1. The problem statement, all variables and given/known data
HI people,

I was trying to derive the stefan-boltzman law from the planc's formula, I kind of got stuck with an integral

2. Relevant equations

$$\int_{0}^{\infty} \frac{x^3}{e^x -1} dx$$
3. The attempt at a solution
I tried simplifying it with

$$\int_{0}^{\infty} x^3 e^{-x} \sum_{n=0}^{\infty} e^{-nx} dx$$

Now I don't know what to do with the summation. I could evaluate

$$\int_{0}^{\infty} x^3 e^{-x} dx = 6$$

pleas help me to get the rest of it, I see the answer comes with $\pi$, how do I get it in this kind of equation? Is there any special trick to solve these type of integrals?

2. Aug 6, 2015

ShayanJ

Under the condition that both the series and the integral converge, you can swap them. Here we're sure that the series converges because we got it by taylor-expanding a function.

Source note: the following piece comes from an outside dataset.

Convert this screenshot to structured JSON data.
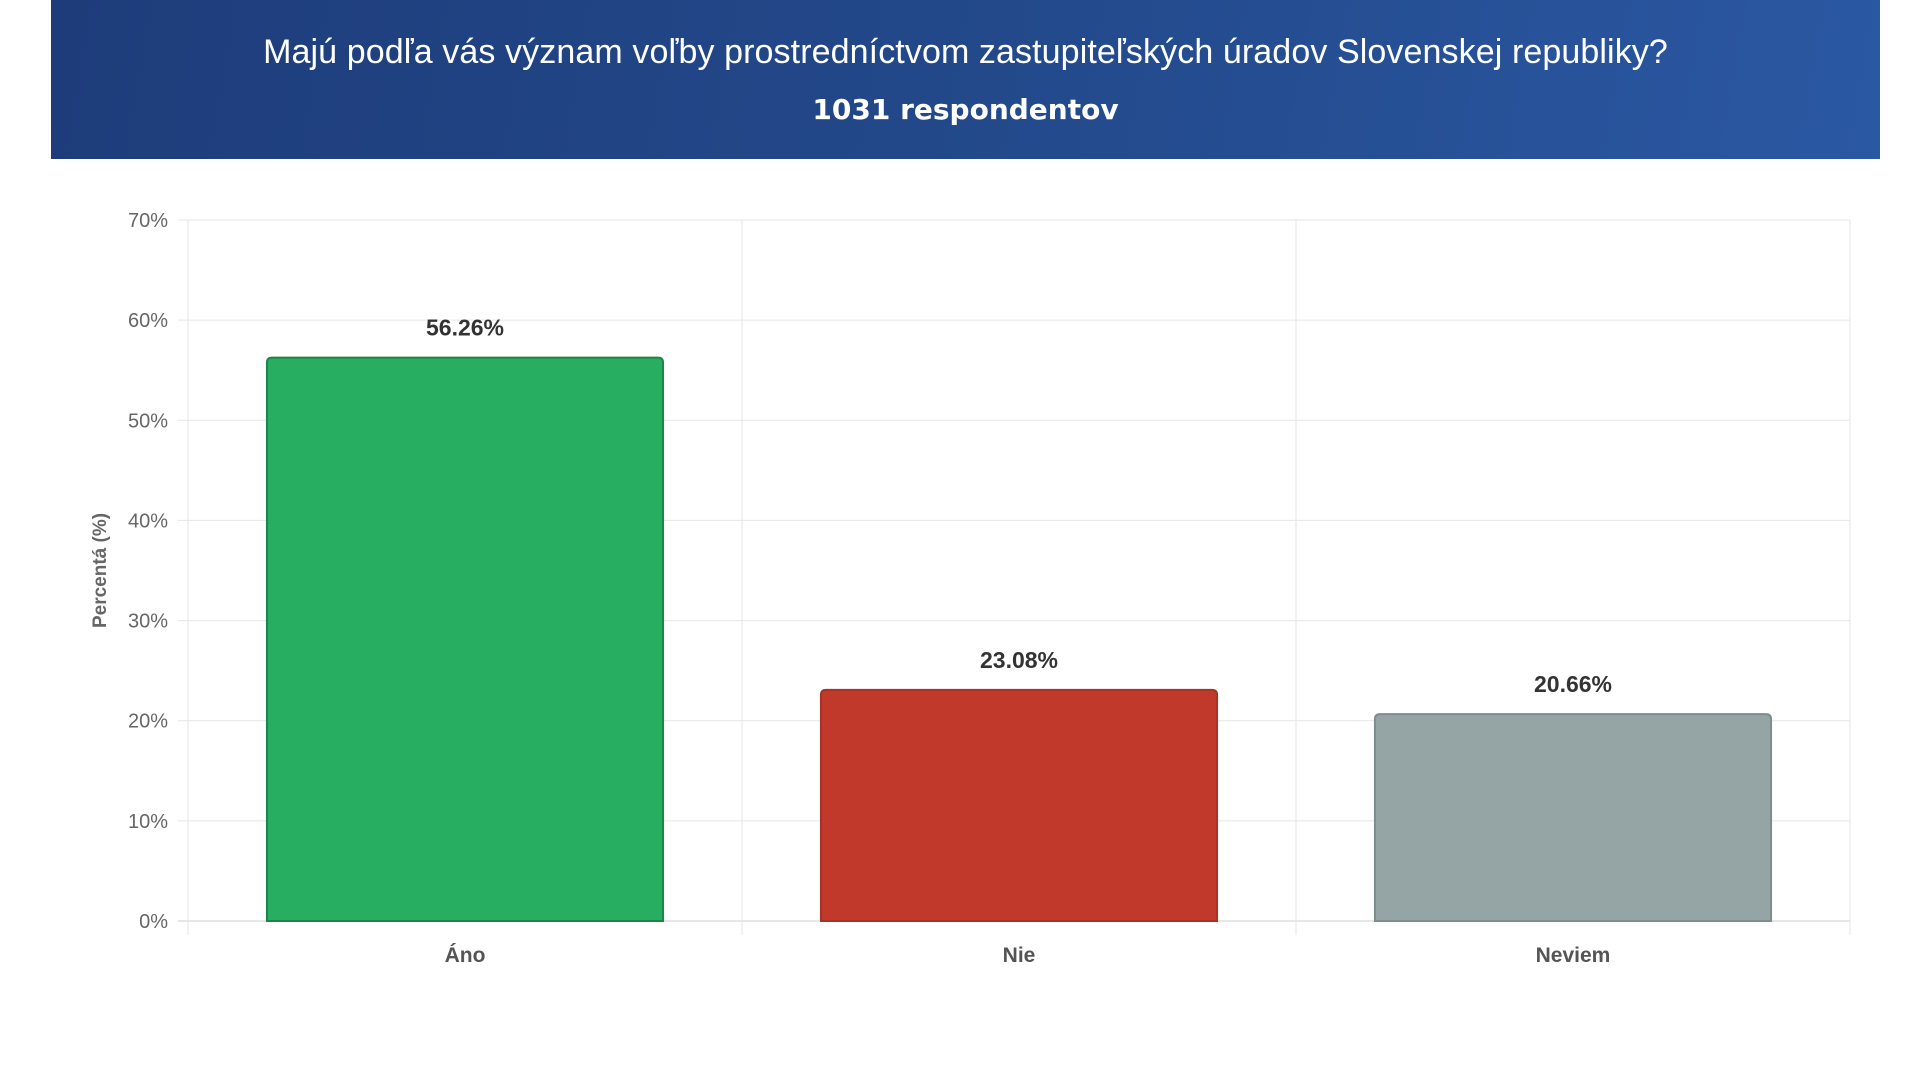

About the integral, we have a polynomial against an exponential with negative exponent which means converges too. So we have $\displaystyle \sum_{n=0}^\infty \int_0^\infty x^3 e^{-x}e^{-nx} dx=\sum_{n=0}^\infty \int_0^\infty x^3 e^{-(n+1)x}$. Now you if you integrate by parts three times(each time considering u to be the algebraic factor and dv to be the exponential one), you can obtain the solution to the integral.

3. Aug 7, 2015

azoroth134

Ah great, thank you very much, I almost got it on the track now, this is

$$\int_{0}^{\infty} x^3 e^{-(n+1)x} dx = 6 (n+1)^{-4}$$

can you just tell me a little about how to evaluate the summation of $$\sum \frac{1}{(n+1)^4}$$ though, I think I forgot this evaluation.

4. Aug 7, 2015

ShayanJ

The series $\displaystyle \sum_{n=0}^\infty \frac{1}{(n+1)^4}$ can be written as $\displaystyle \sum_{n=1}^\infty \frac{1}{n^4}$ which is equal to $\zeta(4)$, where $\zeta(s)$ is the Riemann zeta function. So you don't need to evaluate the series, just look for tables of the values for this function or compute it using math softwares.

5. Aug 8, 2015

azoroth134

problem solved, thanks a lot